There may be inadequate bone for implant placement if your tooth was removed many years ago and your bony ridge is extremely thin. In this case, a bone graft can be placed next to the thin bone and allowed to heal for up to six to nine months. After the graft has fused to your pre-existing bone, the ridge will be re-entered and the implant placed. Bone grafting is usually a relatively comfortable office procedure and can be done under IV sedation. Many different bone-grafting materials are available, including your own bone and donor grafts.

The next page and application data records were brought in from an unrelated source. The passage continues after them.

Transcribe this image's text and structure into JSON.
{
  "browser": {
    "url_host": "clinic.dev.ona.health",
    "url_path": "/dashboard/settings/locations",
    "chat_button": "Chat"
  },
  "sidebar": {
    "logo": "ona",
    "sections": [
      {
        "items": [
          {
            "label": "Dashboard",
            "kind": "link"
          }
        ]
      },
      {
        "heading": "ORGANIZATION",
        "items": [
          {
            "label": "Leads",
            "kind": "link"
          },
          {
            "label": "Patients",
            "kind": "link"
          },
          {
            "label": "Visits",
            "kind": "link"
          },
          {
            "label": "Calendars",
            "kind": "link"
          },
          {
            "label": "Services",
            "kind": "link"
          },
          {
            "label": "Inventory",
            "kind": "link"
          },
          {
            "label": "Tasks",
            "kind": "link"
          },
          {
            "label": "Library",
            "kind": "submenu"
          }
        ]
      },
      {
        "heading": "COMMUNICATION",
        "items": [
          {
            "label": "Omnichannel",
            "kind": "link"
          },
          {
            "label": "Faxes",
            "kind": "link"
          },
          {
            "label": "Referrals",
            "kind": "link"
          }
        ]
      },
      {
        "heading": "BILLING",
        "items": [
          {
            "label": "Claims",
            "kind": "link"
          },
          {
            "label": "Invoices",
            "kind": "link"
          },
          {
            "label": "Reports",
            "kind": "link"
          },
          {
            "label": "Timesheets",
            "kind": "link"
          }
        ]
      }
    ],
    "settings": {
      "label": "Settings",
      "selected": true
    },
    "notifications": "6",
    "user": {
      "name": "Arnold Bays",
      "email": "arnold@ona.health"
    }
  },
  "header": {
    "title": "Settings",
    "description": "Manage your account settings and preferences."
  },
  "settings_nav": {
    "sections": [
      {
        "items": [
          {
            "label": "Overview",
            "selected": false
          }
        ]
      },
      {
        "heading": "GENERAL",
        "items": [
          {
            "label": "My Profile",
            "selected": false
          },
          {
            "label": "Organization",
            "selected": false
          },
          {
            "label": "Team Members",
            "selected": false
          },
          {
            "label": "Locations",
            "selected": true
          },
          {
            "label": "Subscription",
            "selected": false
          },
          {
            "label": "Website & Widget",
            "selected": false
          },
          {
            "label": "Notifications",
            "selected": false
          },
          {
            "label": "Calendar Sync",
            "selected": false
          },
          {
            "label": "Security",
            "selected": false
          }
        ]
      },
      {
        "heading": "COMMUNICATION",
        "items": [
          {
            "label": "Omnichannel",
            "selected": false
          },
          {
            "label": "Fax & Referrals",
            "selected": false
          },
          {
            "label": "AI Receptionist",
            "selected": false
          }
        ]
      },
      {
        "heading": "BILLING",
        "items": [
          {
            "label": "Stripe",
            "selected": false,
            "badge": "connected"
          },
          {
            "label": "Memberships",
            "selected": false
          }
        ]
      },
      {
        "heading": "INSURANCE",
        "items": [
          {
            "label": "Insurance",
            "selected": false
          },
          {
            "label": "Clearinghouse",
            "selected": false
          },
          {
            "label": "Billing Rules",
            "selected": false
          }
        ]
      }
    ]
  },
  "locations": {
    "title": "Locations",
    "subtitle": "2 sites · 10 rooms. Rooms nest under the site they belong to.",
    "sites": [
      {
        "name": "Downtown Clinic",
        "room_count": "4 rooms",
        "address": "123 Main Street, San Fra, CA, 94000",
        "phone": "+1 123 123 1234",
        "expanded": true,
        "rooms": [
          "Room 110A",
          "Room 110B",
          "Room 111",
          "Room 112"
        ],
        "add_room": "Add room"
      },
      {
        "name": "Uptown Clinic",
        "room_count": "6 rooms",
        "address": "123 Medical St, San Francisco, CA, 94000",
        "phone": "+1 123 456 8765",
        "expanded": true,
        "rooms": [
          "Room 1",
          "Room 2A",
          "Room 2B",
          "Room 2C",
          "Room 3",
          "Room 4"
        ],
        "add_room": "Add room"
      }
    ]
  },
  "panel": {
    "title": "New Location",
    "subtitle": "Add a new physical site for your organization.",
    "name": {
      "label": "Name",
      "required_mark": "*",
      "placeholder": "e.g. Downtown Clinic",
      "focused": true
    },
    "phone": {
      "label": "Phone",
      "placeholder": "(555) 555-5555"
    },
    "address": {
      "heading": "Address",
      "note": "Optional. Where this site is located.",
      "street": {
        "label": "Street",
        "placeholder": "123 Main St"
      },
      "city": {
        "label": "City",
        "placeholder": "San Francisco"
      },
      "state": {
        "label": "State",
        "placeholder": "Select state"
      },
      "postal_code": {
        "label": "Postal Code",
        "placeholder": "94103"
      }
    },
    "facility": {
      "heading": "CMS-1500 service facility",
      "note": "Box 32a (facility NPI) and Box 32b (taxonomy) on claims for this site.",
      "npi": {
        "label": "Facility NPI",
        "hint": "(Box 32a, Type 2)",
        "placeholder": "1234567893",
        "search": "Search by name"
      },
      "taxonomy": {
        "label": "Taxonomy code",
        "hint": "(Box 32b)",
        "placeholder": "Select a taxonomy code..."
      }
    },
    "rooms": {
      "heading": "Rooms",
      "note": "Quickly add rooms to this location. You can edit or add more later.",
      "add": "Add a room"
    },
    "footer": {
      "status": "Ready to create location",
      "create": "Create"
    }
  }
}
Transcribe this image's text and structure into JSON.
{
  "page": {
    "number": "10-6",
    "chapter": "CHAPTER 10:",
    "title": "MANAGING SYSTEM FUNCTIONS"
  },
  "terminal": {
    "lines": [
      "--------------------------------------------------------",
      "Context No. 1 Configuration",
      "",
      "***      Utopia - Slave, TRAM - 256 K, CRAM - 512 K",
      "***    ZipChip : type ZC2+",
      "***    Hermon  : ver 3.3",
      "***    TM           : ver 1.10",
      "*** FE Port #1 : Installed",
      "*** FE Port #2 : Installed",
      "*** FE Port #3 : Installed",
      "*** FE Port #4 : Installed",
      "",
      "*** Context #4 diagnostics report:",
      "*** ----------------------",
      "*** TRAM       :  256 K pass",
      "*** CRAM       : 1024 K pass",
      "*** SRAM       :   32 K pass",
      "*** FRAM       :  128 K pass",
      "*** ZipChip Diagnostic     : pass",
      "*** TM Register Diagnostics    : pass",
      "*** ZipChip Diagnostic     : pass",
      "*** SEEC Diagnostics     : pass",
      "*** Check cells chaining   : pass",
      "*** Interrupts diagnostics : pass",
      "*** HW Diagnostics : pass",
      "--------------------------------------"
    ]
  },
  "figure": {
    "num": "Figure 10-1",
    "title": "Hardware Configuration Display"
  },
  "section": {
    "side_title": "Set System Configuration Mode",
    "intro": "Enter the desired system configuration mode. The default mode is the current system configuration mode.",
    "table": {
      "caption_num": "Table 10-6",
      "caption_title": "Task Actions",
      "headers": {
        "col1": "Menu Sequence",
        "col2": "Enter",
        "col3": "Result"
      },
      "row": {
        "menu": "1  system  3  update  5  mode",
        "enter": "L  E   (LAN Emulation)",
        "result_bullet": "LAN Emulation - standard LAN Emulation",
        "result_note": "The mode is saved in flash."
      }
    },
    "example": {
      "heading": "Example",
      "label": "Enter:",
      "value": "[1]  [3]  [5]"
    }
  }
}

You may also need bone grafting if the sinus cavities in your upper jaw are very large, or very low, and extend into the tooth-bearing areas. This often occurs when teeth in the back of a person’s upper jaw have been removed many years before or has anatomically low running and large sinuses, and the amount of bone available for implant placement is limited. A “sinus grafting procedure” is then required. Most often, it is performed in the office with local anesthesia and perhaps IV sedation. During this procedure, the membrane that lines the sinus will be located and elevated using neursurgical burs. Bone will then be added to restore the bone height and ensure that dental implants of an adequate length can be placed. This procedure often can be performed at the time of implant placement in many cases.